In general, I am more a fan of square tarps than rectangular. Their symmetrical nature gives more pitching options. Alpkit do now offer a couple of square tarps but they are completely different, being made of polyester and not having any lift points on the face of the tarp. Having said that, the Rig 7 can be pitched in a lot of different ways. I more usually use it as a shelter for cooking under. Here it is pitched in a simple lean-to in the Lake District. This protected us from the breeze and was big enough for two of us to cook under (oh ok then, and also enjoy a nip of whisky before turning in!).
Pitched like this it was bowing a bit in the breeze, which you’d expect as it’s a pretty large surface area. I could have used some of the lifter points on the rear of the tarp to reduce this, but I didn’t find it necessary. The protected area was more than enough.
If the weather is going to be wet, or you would like a bit more protection whilst you cook, you can position the poles one tie out point back from the corner to create a beak, as seen here during a trip to Snowdonia. This is basically an asymmetric A-frame. On this trip, as is quite normal for Wales, I experienced sun, rain and hail in the hour it took to have lunch. The beak helped to keep the rain and hail off of me and I was completely protected. It was definitely a lot more pleasant than trying to cook without a tarp!
If you are bivvying under the tarp you can pitch this in a number of configurations that are more weather resistant. Here’s an example from a bivi in the Cambrian mountains, at around 700 metres. It was quite windy and wet at the beginning of the night (winds around 25 mph) so I used one of the lifters to raise the rear. This is probably best described as a variation of the ‘asymmetric holden’. By using the lifter I had plenty of space for a hooped bivi, my pack and boots and I was able to cook out of the rain quite easily. I was very well protected from the wind, which was obviously coming from the side of the tarp I had pegged down to the ground.

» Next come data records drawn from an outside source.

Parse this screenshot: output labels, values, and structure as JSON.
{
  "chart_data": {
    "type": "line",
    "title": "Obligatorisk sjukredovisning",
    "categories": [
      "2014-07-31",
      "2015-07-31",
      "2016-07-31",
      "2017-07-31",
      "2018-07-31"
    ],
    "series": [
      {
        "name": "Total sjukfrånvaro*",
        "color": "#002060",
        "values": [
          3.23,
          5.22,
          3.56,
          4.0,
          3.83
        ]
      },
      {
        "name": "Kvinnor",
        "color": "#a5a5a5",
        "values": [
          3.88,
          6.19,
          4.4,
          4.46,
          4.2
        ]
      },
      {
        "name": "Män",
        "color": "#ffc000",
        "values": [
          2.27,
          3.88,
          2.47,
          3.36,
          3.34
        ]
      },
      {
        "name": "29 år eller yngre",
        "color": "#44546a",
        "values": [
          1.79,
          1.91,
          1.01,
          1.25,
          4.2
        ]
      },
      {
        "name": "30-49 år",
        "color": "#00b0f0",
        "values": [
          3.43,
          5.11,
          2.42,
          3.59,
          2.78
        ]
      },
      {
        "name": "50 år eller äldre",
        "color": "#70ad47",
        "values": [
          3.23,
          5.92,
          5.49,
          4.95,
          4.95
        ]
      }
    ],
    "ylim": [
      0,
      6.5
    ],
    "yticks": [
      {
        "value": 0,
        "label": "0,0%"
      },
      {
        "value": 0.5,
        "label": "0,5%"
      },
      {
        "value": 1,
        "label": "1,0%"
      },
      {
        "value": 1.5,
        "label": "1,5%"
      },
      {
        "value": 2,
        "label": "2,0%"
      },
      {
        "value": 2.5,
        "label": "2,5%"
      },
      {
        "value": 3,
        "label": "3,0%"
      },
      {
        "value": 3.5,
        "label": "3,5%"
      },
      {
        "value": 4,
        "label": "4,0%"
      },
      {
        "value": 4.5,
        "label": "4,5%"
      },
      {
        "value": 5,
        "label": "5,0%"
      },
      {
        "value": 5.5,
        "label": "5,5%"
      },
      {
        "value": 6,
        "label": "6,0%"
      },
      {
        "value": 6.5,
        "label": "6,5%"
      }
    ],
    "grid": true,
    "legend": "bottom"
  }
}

When bivvying with the tarp I’d say there are two things it lacks, at least one of which is easily solved. Firstly, that rear lifter point was certainly taking some stress in the wind. It could do with some elastic looped through it to take some of the strain and prevent damage. I will probably do this with mine, it’s an easy addition. Secondly it lacks any mitten hooks underneath the tarp for guying up a bivi or hanging a light from.
In my opinion, this tarp is not big enough for hammocking under. For that I use a Hilleberg Tarp 10 XP, which is quite a bit bigger and provides a good amount of protection when out with a hammock. Conversely though, the Hilleberg Tarp has relatively few guy out points, none on the face of the tarp itself, and has been designed in my opinion primarily for pitching as an A-frame (which is perfect when I’m in my hammock). It’s double the weight of the Rig 7, so if I were selecting a flat tarp to go hiking with I’d choose the Alpkit.

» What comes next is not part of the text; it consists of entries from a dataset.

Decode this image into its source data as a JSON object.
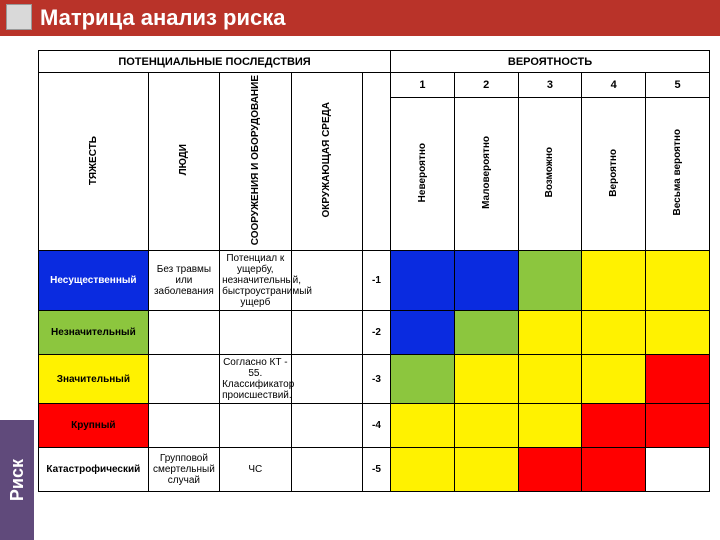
{
  "title": "Матрица анализ риска",
  "side_label": "Риск",
  "headers": {
    "consequences": "ПОТЕНЦИАЛЬНЫЕ ПОСЛЕДСТВИЯ",
    "probability": "ВЕРОЯТНОСТЬ",
    "severity_col": "ТЯЖЕСТЬ",
    "categories": [
      "ЛЮДИ",
      "СООРУЖЕНИЯ И ОБОРУДОВАНИЕ",
      "ОКРУЖАЮЩАЯ СРЕДА"
    ],
    "prob_nums": [
      "1",
      "2",
      "3",
      "4",
      "5"
    ],
    "prob_labels": [
      "Невероятно",
      "Маловероятно",
      "Возможно",
      "Вероятно",
      "Весьма вероятно"
    ]
  },
  "rows": [
    {
      "severity": "Несущественный",
      "cat0": "Без травмы или заболевания",
      "cat1": "Потенциал к ущербу, незначительный, быстроустранимый ущерб",
      "cat2": "",
      "num": "-1",
      "sev_bg": "#0a2be0",
      "sev_fg": "#ffffff"
    },
    {
      "severity": "Незначительный",
      "cat0": "",
      "cat1": "",
      "cat2": "",
      "num": "-2",
      "sev_bg": "#8cc63e",
      "sev_fg": "#000000"
    },
    {
      "severity": "Значительный",
      "cat0": "",
      "cat1": "Согласно КТ - 55. Классификатор происшествий.",
      "cat2": "",
      "num": "-3",
      "sev_bg": "#fff200",
      "sev_fg": "#000000"
    },
    {
      "severity": "Крупный",
      "cat0": "",
      "cat1": "",
      "cat2": "",
      "num": "-4",
      "sev_bg": "#ff0000",
      "sev_fg": "#000000"
    },
    {
      "severity": "Катастрофический",
      "cat0": "Групповой смертельный случай",
      "cat1": "ЧС",
      "cat2": "",
      "num": "-5",
      "sev_bg": "#ffffff",
      "sev_fg": "#000000"
    }
  ],
  "palette": {
    "blue": "#0a2be0",
    "green": "#8cc63e",
    "yellow": "#fff200",
    "red": "#ff0000",
    "white": "#ffffff"
  },
  "risk_grid": [
    [
      "blue",
      "blue",
      "green",
      "yellow",
      "yellow"
    ],
    [
      "blue",
      "green",
      "yellow",
      "yellow",
      "yellow"
    ],
    [
      "green",
      "yellow",
      "yellow",
      "yellow",
      "red"
    ],
    [
      "yellow",
      "yellow",
      "yellow",
      "red",
      "red"
    ],
    [
      "yellow",
      "yellow",
      "red",
      "red",
      "white"
    ]
  ],
  "style": {
    "header_bg": "#b93329",
    "header_fg": "#ffffff",
    "side_bg": "#604a7b",
    "border_color": "#000000",
    "font_family": "Arial, sans-serif",
    "title_fontsize": 22,
    "cell_fontsize": 10
  }
}
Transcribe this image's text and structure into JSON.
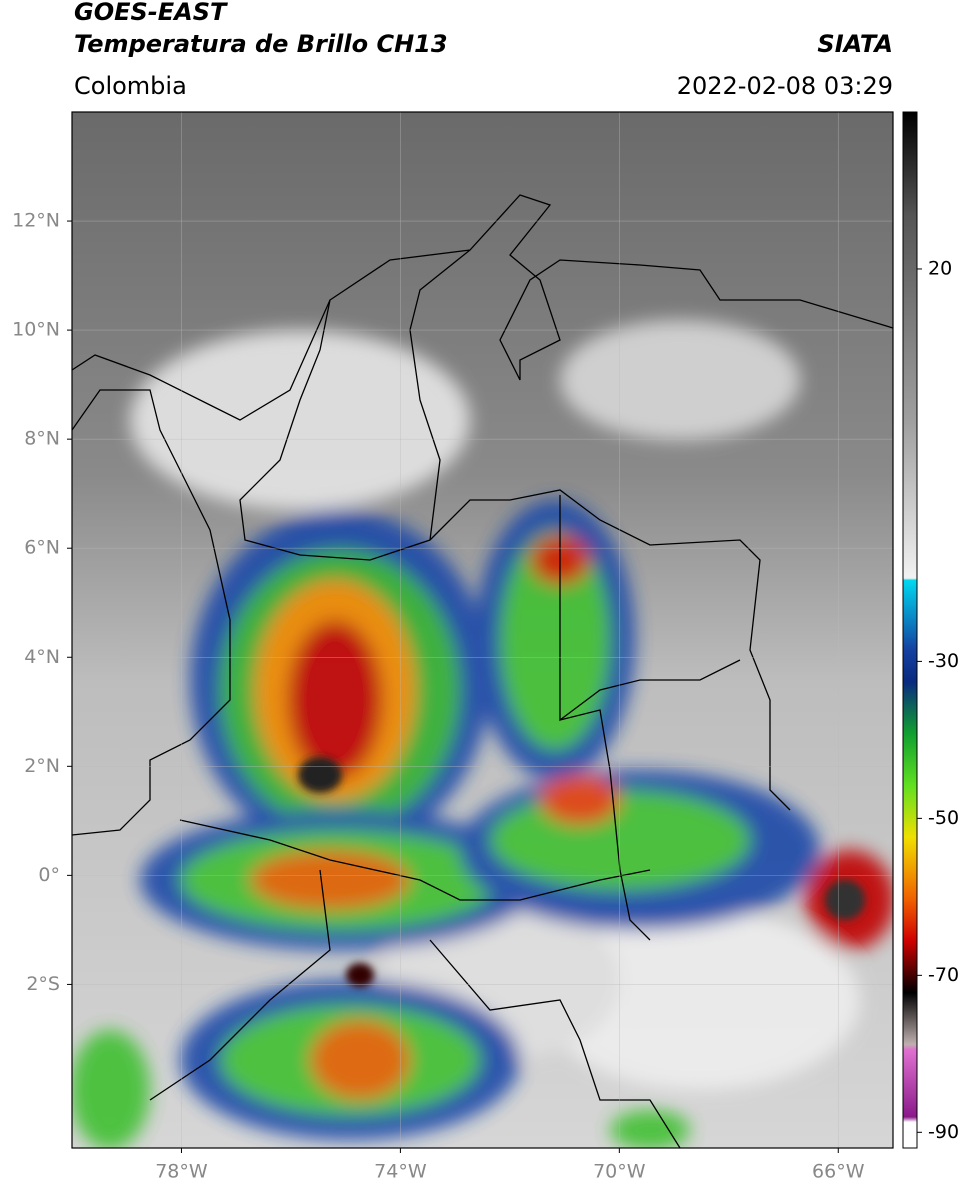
{
  "header": {
    "source": "GOES-EAST",
    "product": "Temperatura de Brillo CH13",
    "agency": "SIATA",
    "region": "Colombia",
    "datetime": "2022-02-08 03:29"
  },
  "map": {
    "xlim": [
      -80,
      -65
    ],
    "ylim": [
      -5,
      14
    ],
    "lat_ticks": [
      {
        "value": 12,
        "label": "12°N"
      },
      {
        "value": 10,
        "label": "10°N"
      },
      {
        "value": 8,
        "label": "8°N"
      },
      {
        "value": 6,
        "label": "6°N"
      },
      {
        "value": 4,
        "label": "4°N"
      },
      {
        "value": 2,
        "label": "2°N"
      },
      {
        "value": 0,
        "label": "0°"
      },
      {
        "value": -2,
        "label": "2°S"
      }
    ],
    "lon_ticks": [
      {
        "value": -78,
        "label": "78°W"
      },
      {
        "value": -74,
        "label": "74°W"
      },
      {
        "value": -70,
        "label": "70°W"
      },
      {
        "value": -66,
        "label": "66°W"
      }
    ]
  },
  "colorbar": {
    "lim": [
      -92,
      40
    ],
    "ticks": [
      20,
      -30,
      -50,
      -70,
      -90
    ]
  }
}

You can use line loks with the tarp to tension it, but learning just a couple of simple knots will make you much more versatile, reduce weight and bulk and there will be one less thing to break when you’re out camping. There are three knots I’d recommend you to learn that will deal with pretty much all of your tarp needs. You can find an article on tying them here.
All in all, this is a good quality tarp. It’s great value even at full price, but if bought during a sale really is a bargain. if you are looking for a flexible, lightweight shelter and are prepared to learn some knots and develop the pitching skills, this is a great option. Highly recommended.
Note: I paid for my tarp with my own money, and have no association with Alpkit.